Ces quelque 6000 brevets et demandes de brevet constituent le dernier morceau de choix restant sur la carcasse de Nortel. Mais il est un peu tard pour s'élever contre ce dépeçage. C'est avant, lorsque la société licenciait par milliers, que sa comptabilité déraillait et que ses dirigeants se succédaient à un rythme effarant en empochant des primes faramineuses, qu'il aurait fallu s'inquiéter. Se demander si l'on pouvait se permettre de perdre une entreprise de cette envergure. Et réagir en conséquence.

Aujourd'hui, plus de deux ans après la mise à l'abri des créanciers, le vide laissé par le géant des télécoms est plus évident que jamais. Et à moins que l'ontarien RIM (mieux connu sous sa marque BlackBerry) ne remporte l'enchère, les brevets développés à grand renfort de crédits d'impôt aboutiront probablement entre des mains étrangères.

Même si cette liquidation ordonnée n'émeut pas autant que, disons, une offre hostile sur le leader mondial de la potasse, une réflexion s'impose. La propriété intellectuelle est une ressource non renouvelable de grande valeur. Le Canada devrait se doter d'orientations claires pour ne pas être pris au dépourvu devant de telles transactions.
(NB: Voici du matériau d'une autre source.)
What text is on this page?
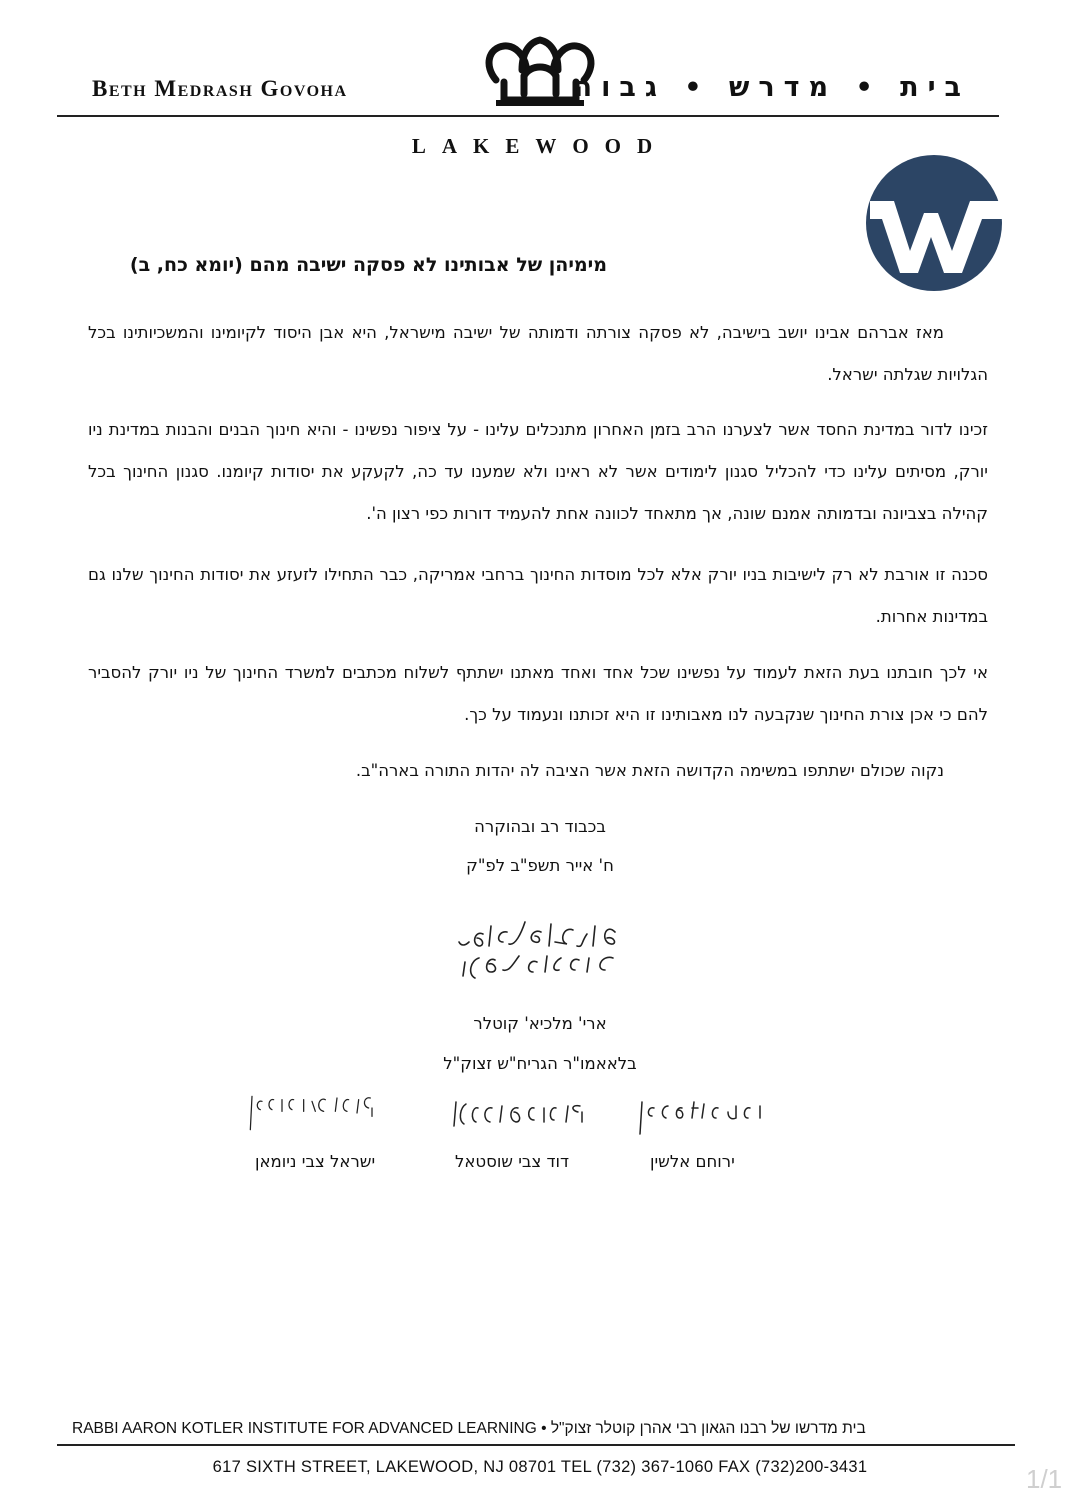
Beth Medrash Govoha	בית • מדרש • גבוה
LAKEWOOD
מימיהן של אבותינו לא פסקה ישיבה מהם (יומא כח, ב)
מאז אברהם אבינו יושב בישיבה, לא פסקה צורתה ודמותה של ישיבה מישראל, היא אבן היסוד לקיומינו והמשכיותינו בכל הגלויות שגלתה ישראל.
זכינו לדור במדינת החסד אשר לצערנו הרב בזמן האחרון מתנכלים עלינו - על ציפור נפשינו - והיא חינוך הבנים והבנות במדינת ניו יורק, מסיתים עלינו כדי להכליל סגנון לימודים אשר לא ראינו ולא שמענו עד כה, לקעקע את יסודות קיומנו. סגנון החינוך בכל קהילה בצביונה ובדמותה אמנם שונה, אך מתאחד לכוונה אחת להעמיד דורות כפי רצון ה'.
סכנה זו אורבת לא רק לישיבות בניו יורק אלא לכל מוסדות החינוך ברחבי אמריקה, כבר התחילו לזעזע את יסודות החינוך שלנו גם במדינות אחרות.
אי לכך חובתנו בעת הזאת לעמוד על נפשינו שכל אחד ואחד מאתנו ישתתף לשלוח מכתבים למשרד החינוך של ניו יורק להסביר להם כי אכן צורת החינוך שנקבעה לנו מאבותינו זו היא זכותנו ונעמוד על כך.
נקוה שכולם ישתתפו במשימה הקדושה הזאת אשר הציבה לה יהדות התורה בארה"ב.
בכבוד רב ובהוקרה
ח' אייר תשפ"ב לפ"ק
ארי' מלכיא' קוטלר
בלאאמו"ר הגריח"ש זצוק"ל
ירוחם אלשין
דוד צבי שוסטאל
ישראל צבי ניומאן
RABBI AARON KOTLER INSTITUTE FOR ADVANCED LEARNING • בית מדרשו של רבנו הגאון רבי אהרן קוטלר זצוק"ל
617 SIXTH STREET, LAKEWOOD, NJ 08701 TEL (732) 367-1060 FAX (732)200-3431	1/1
Certes, ce n'est pas tous les jours qu'un portefeuille de cette envergure est mis en vente. Mais la question va se poser de nouveau, c'est certain. Le brevet est une devise de plus en plus convoitée, en particulier dans le secteur des hautes technologies.

C'est d'ailleurs pourquoi Google a accepté de faire la mise de départ officielle, alors qu'on se serait attendu, dans un processus d'enchère, à ce qu'elle cache son jeu jusqu'à la dernière minute. Son offre de 900 millions est en fait très stratégique. C'est un avertissement à tous ceux qui envisagent de la poursuivre en vertu de leurs propres brevets. «Une des meilleures défenses contre ce genre de litige est (ironiquement) d'avoir un formidable portefeuille de brevets», a fait valoir l'avocat-conseil de Google.

Ces brevets de télécom aideraient à soutenir sa plateforme pour téléphones intelligents Android. Et surtout, ils lui donneraient matière à contre-attaquer les entreprises technos qui la traînent en justice. Une sorte de police d'assurance juridique pour réduire le nombre de litiges ou, à tout le moins, en faciliter le règlement.

Plusieurs autres sociétés, dont Ericsson, Nokia, Alcatel-Lucent, HTC ou Apple, risquent aussi d'être intéressées. Selon des spécialistes de l'industrie, la mise pourrait grimper jusqu'à 2 milliards.

Combien Google est-elle prête à allonger pour gagner cette enchère? Difficile à dire. Seule certitude: le Canada, lui, aura bientôt tout perdu.